The church understandably wants to sustain a healthy and holy sobriety on this ancient Christian day that marks Jesus’ journey toward the cross. But Christians should think twice about separating a celebration of romance from the solemnity of Ash Wednesday, an occasion focused on mortality. This “Ash Wednesday Valentine’s Day” gives us an opportunity to reconsider what love is and what love is not.
For a Christian, the rock band Boston got it right in 1976: Love is “more than a feeling.” We doubt the authenticity of the Kay Jewelers, empty-shelled love that marks the bourgeois celebration of modern-day Valentine’s Day. Christian love is less about feeling and more about action. It’s gritty. It’s messy. It hurts. In fact, we distrust a love that doesn’t suffer and costs nothing. Paul puts this reality simply in his letter to the Corinthians. He tells us that a love only spoken, but not acted upon, is as worthless as a “clashing cymbal,” while a love that’s performed in deed “always perseveres.”
In short, Ash Wednesday and the beginning of Lent is the ideal antidote to Valentine’s Day exuberance. The very first act of Lent reveals this reality. By receiving and wearing the ashes formed into a sign of the cross on their foreheads, Christians are making the bold claim that we believe in a love that loves so deeply that it is willing to suffer and even die for another.
The story of the feast’s patron Saint Valentine of Rome might shed some light. In recent decades, the Catholic Church has acknowledged that Valentine and the legends surrounding him were historical fiction. But in each of these hagiographies of the Roman priest, Valentine is killed for his love of the poor, his love of Jesus Christ and his love of God. And strangely enough, though this man and his legends are myths, his “example” of giving up his life for another human person has become a cornerstone for this festival of love.
The early Christian community co-opted the Greek word “agape” to describe Jesus’ love for the human race. Agape is a love that is so deep that it’s willing to sacrifice everything for the sake of another. It’s the claim of Christianity and its gospel in a nutshell.

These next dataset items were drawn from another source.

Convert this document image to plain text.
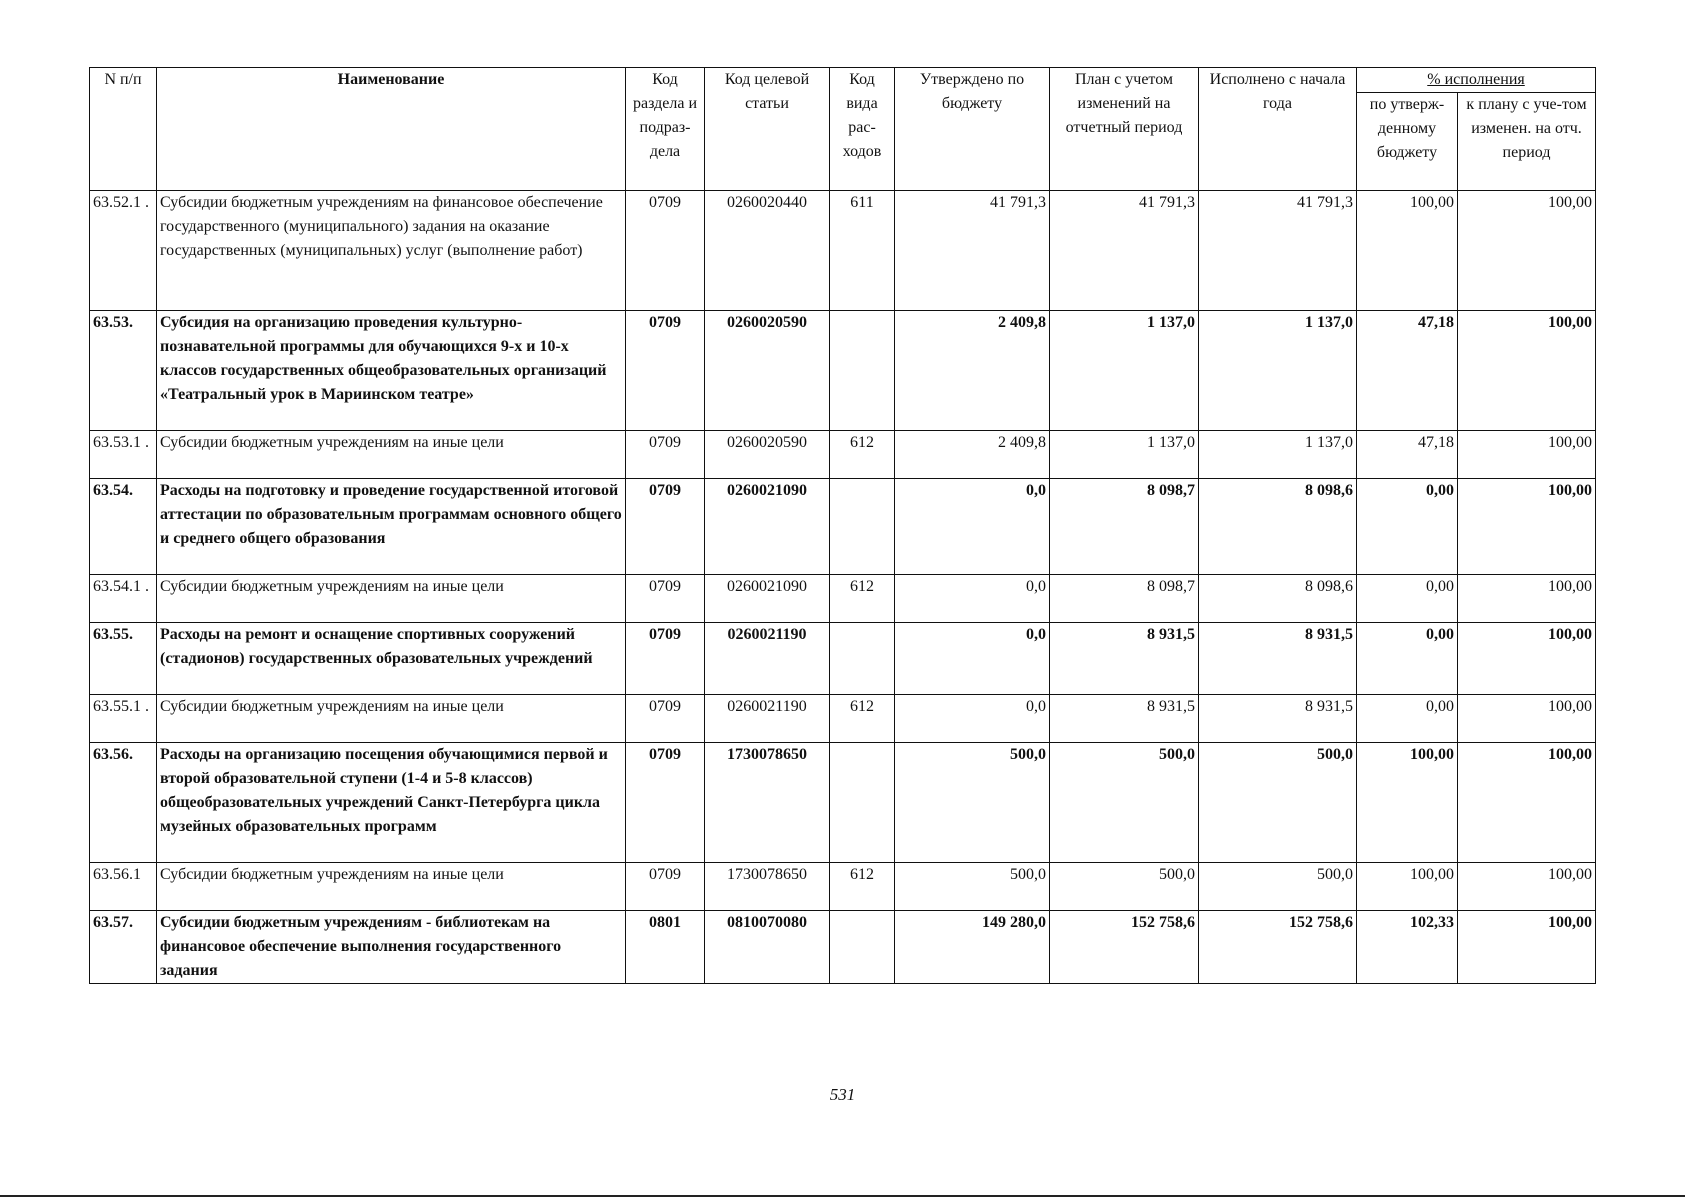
N п/п	Наименование	Код раздела и подраз-дела	Код целевой статьи	Код вида рас-ходов	Утверждено по бюджету	План с учетом изменений на отчетный период	Исполнено с начала года	% исполнения	
								по утверж-денному бюджету	к плану с уче-том изменен. на отч. период
63.52.1 .	Субсидии бюджетным учреждениям на финансовое обеспечение государственного (муниципального) задания на оказание государственных (муниципальных) услуг (выполнение работ)	0709	0260020440	611	41 791,3	41 791,3	41 791,3	100,00	100,00
63.53.	Субсидия на организацию проведения культурно-познавательной программы для обучающихся 9-х и 10-х классов государственных общеобразовательных организаций «Театральный урок в Мариинском театре»	0709	0260020590		2 409,8	1 137,0	1 137,0	47,18	100,00
63.53.1 .	Субсидии бюджетным учреждениям на иные цели	0709	0260020590	612	2 409,8	1 137,0	1 137,0	47,18	100,00
63.54.	Расходы на подготовку и проведение государственной итоговой аттестации по образовательным программам основного общего и среднего общего образования	0709	0260021090		0,0	8 098,7	8 098,6	0,00	100,00
63.54.1 .	Субсидии бюджетным учреждениям на иные цели	0709	0260021090	612	0,0	8 098,7	8 098,6	0,00	100,00
63.55.	Расходы на ремонт и оснащение спортивных сооружений (стадионов) государственных образовательных учреждений	0709	0260021190		0,0	8 931,5	8 931,5	0,00	100,00
63.55.1 .	Субсидии бюджетным учреждениям на иные цели	0709	0260021190	612	0,0	8 931,5	8 931,5	0,00	100,00
63.56.	Расходы на организацию посещения обучающимися первой и второй образовательной ступени (1-4 и 5-8 классов) общеобразовательных учреждений Санкт-Петербурга цикла музейных образовательных программ	0709	1730078650		500,0	500,0	500,0	100,00	100,00
63.56.1	Субсидии бюджетным учреждениям на иные цели	0709	1730078650	612	500,0	500,0	500,0	100,00	100,00
63.57.	Субсидии бюджетным учреждениям - библиотекам на финансовое обеспечение выполнения государственного задания	0801	0810070080		149 280,0	152 758,6	152 758,6	102,33	100,00
531
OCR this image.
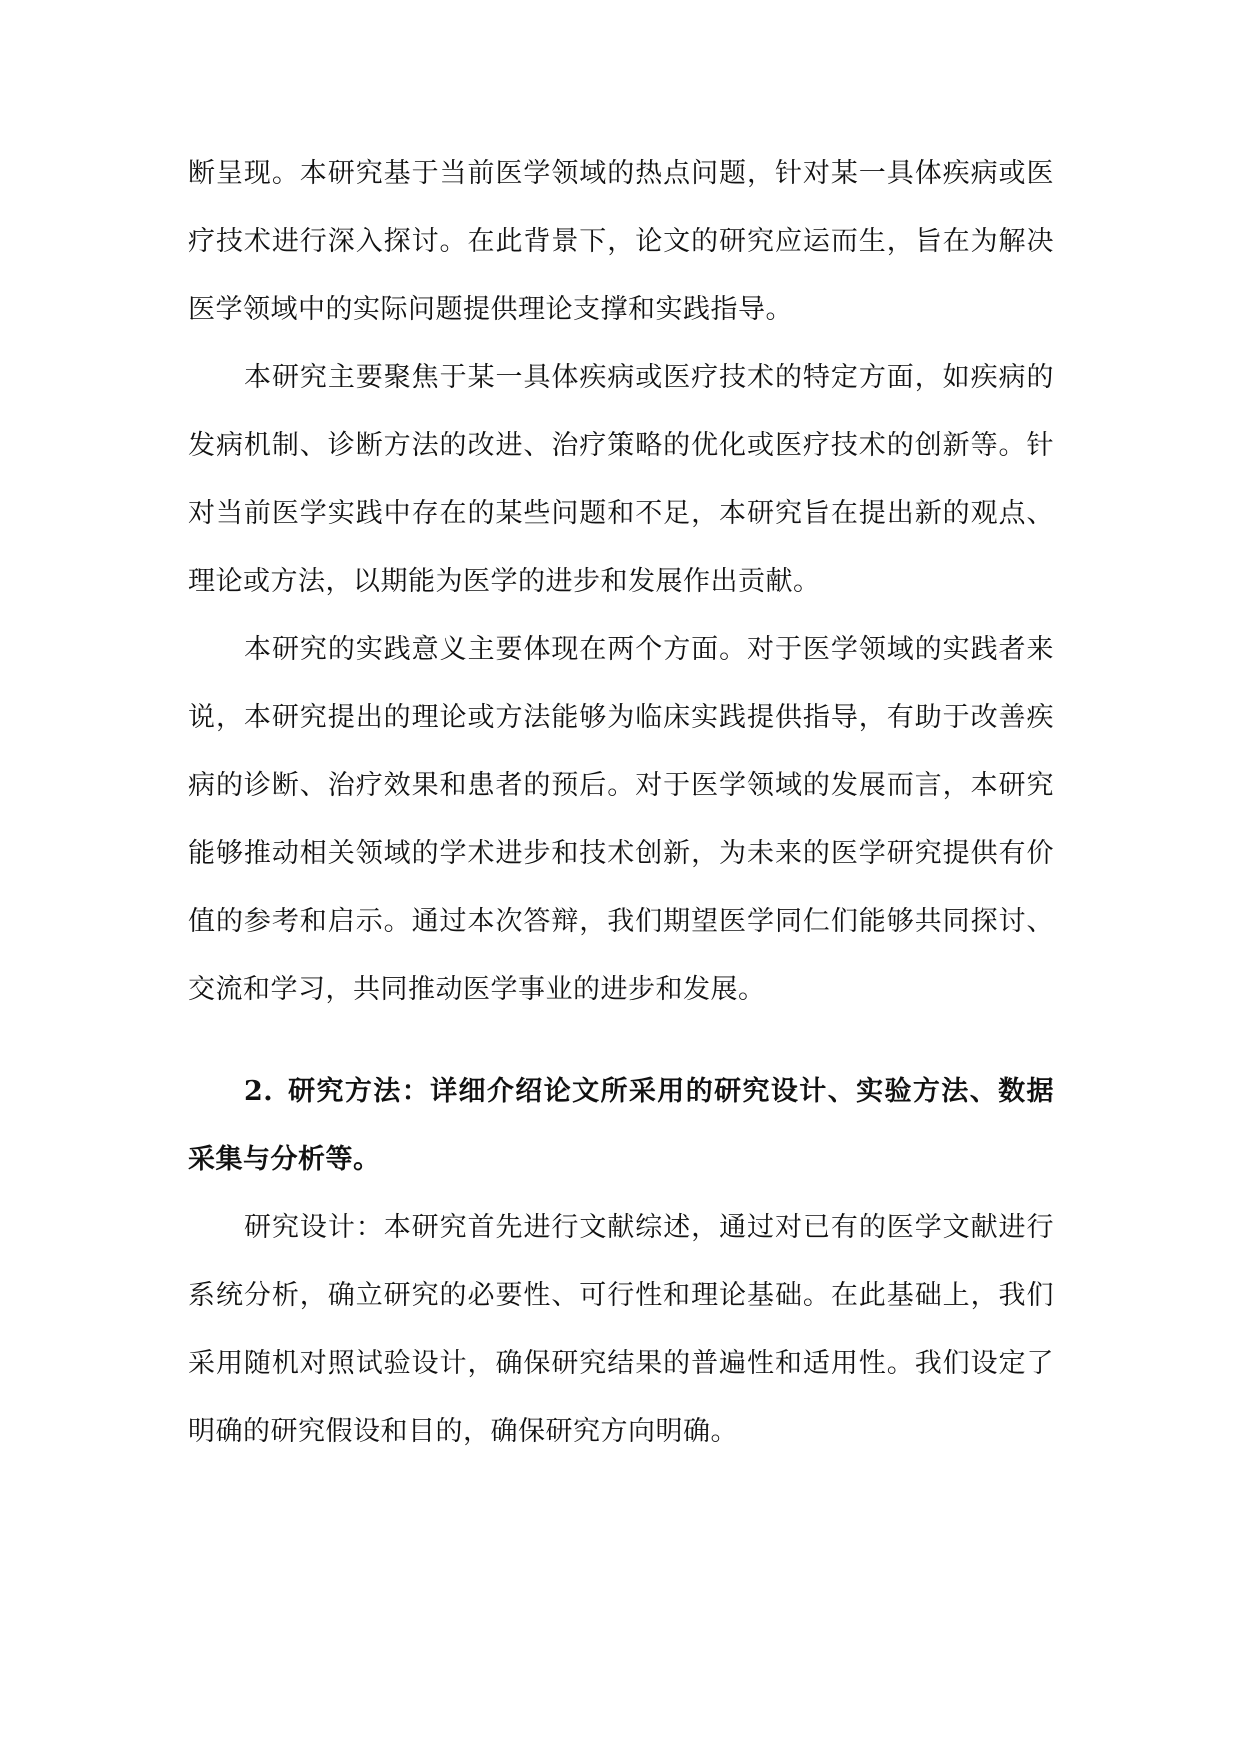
断呈现。本研究基于当前医学领域的热点问题，针对某一具体疾病或医疗技术进行深入探讨。在此背景下，论文的研究应运而生，旨在为解决医学领域中的实际问题提供理论支撑和实践指导。

本研究主要聚焦于某一具体疾病或医疗技术的特定方面，如疾病的发病机制、诊断方法的改进、治疗策略的优化或医疗技术的创新等。针对当前医学实践中存在的某些问题和不足，本研究旨在提出新的观点、理论或方法，以期能为医学的进步和发展作出贡献。

本研究的实践意义主要体现在两个方面。对于医学领域的实践者来说，本研究提出的理论或方法能够为临床实践提供指导，有助于改善疾病的诊断、治疗效果和患者的预后。对于医学领域的发展而言，本研究能够推动相关领域的学术进步和技术创新，为未来的医学研究提供有价值的参考和启示。通过本次答辩，我们期望医学同仁们能够共同探讨、交流和学习，共同推动医学事业的进步和发展。

2. 研究方法：详细介绍论文所采用的研究设计、实验方法、数据采集与分析等。

研究设计：本研究首先进行文献综述，通过对已有的医学文献进行系统分析，确立研究的必要性、可行性和理论基础。在此基础上，我们采用随机对照试验设计，确保研究结果的普遍性和适用性。我们设定了明确的研究假设和目的，确保研究方向明确。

Today such a grand idea seems out of place amid what Father Adolfo Nicolas, the former head of the Jesuits (the pope’s religious order) termed the globalization of superficiality — an emerging era marked by extreme anomie and the deterioration of human relationships through technological advancement and materialism. As Francis reminds us, authentic love challenges us “to run the risk of a face-to-face encounter with others, with their physical presence which challenges us, with their pain and their pleas, with their joy which infects us in our close and continuous interaction.”
But that reality is difficult today. When we can block out the ugly sounds of the world with our earphones, our perceptions remain shallow. When we can skim and scroll through our news, we do not have to internalize the suffering of others and, in turn, prevent ourselves from suffering under the unbearable brokenness of our world. When we can “friend” mere acquaintances or total strangers on social media and then — if necessary — “unfriend” real friends without the hard work of encounter, confrontation and reconciliation, then our relationships become superficial, artificial and incomplete.
But whether we see it, agape is still alive. It is alive in anyone who has suffered intense loss and kept moving, who has made the decision to love another with no promise of a reward, who has doubted the existence of God and yet prayed anyway and who has endured suffering for the sake of someone else and found great strength in doing so.
Ash Wednesday and the subsequent Lenten season, then, is a time to learn how to love again. This can go beyond creed or faith. It is an invitation to everyone who wants to find the fullest measure of living. Now is a good time to ask ourselves what we can give up this season to enrich our sense and practice of agape. In doing so, we can find a new experience of love that can make us whole and can set us free.
CORRECTION: An earlier version of this article incorrectly attributed some language about St. Valentine to Pope Francis.